Sills testified in a Putnam County Superior Court court hearing about Perrault, who's charged with murder.
Sills started by describing how he found Amanda Perrault’s body on Monday, Feb. 3.
The sheriff spoke about the location of the gun, pools of blood on the floor, and other details.
Perrault had told officers on the scene that his wife committed suicide, but Sills said, "it was absolutely obvious to [him] that Amanda Perrault could not have shot herself.”
He said he believed right away that someone had moved the pistol and moved her body.
Sills said Perrault told him they were lying in bed together and had been arguing.
Amanda "just suddenly produced the handgun, looked him in the eye and said, 'I can’t take this anymore' or something to that effect" and shot herself, Sills said Perrault told him.

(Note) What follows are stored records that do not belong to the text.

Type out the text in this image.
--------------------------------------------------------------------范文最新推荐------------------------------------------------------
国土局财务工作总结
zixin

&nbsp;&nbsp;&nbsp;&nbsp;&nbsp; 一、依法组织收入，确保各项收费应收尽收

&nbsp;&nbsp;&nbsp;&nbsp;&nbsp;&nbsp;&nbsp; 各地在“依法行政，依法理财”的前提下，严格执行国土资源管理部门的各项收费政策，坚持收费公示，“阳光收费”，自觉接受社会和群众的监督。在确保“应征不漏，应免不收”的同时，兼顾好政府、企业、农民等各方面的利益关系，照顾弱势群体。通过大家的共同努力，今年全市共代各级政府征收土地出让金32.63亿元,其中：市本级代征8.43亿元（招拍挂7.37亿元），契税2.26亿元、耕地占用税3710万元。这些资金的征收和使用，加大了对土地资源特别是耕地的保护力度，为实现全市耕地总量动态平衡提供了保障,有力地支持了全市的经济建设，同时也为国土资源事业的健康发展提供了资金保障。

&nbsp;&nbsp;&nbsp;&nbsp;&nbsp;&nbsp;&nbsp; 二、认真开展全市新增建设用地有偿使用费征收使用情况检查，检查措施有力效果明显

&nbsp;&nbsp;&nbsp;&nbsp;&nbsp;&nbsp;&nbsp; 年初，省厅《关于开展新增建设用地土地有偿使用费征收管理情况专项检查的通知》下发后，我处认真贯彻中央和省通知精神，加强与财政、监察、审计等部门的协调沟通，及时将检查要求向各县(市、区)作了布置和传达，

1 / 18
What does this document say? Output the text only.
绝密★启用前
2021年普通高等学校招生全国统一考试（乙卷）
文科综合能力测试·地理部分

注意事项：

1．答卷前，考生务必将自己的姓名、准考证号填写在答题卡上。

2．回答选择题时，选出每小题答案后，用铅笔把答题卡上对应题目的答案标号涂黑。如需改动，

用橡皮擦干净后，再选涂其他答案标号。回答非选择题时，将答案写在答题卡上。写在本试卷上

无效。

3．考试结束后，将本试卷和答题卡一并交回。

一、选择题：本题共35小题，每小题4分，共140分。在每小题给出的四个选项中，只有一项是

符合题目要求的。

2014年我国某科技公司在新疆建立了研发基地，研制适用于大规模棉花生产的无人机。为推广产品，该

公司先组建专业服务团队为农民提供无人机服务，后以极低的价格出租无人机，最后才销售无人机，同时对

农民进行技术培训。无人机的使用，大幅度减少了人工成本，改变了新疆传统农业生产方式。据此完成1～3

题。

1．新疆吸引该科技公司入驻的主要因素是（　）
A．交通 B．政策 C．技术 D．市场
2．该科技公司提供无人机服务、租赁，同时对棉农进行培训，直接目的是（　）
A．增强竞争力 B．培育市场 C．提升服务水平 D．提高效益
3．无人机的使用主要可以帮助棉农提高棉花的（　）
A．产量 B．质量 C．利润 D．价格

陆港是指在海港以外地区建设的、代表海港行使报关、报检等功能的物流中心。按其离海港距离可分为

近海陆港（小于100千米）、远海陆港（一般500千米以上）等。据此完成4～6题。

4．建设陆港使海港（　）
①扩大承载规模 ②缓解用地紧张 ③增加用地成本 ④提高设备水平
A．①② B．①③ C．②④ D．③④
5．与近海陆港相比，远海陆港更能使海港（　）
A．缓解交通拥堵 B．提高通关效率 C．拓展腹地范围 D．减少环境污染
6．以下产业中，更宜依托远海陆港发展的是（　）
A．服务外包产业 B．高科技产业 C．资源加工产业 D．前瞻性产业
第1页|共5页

Perrault was "adamant" he had not touched the body or the gun, Sills said.
"He was clearly lying," Sills said in his testimony.
Sills also described seeing liquor-store video of Perrault buying booze at 10:14 a.m. on February 3 -- about three hours before his wife died.
He says Perrault was not wearing the same clothes he was wearing three hours later.
Perrault purchased small airplane-style bottles of “Fireball" -- the same ones found near the couple’s bed at the death scene.
As officers investigated Amanda's death, Sills said, Perrault “constantly” wanted to talk to him that day about his Jan. 28 domestic-violence arrest and how Sills' deputies had “improperly arrested him."
The defense lawyer challenged whether the January 28 arrest was relevant to the death investigation.
But Sills said Perrault told him that he and Amanda were arguing in bed that day about his arrest on the 28th and the bad publicity that resulted.
Sills then described what investigators heard from Perrault’s neighbors.
“All of the neighbors, every one of them, told us there had been one almost continual domestic fight going on at that house… as long as they’d lived there," Sills said.
One neighbor said she saw Perrault hit Amanda and kick her. Amanda took refuge in the neighbor’s house. The neighbor said Amanda told her, “If anything happened, she did not kill herself.”
Another said, “I knew that was going to happen.” The couple fought “every minute, all the time," Sills said.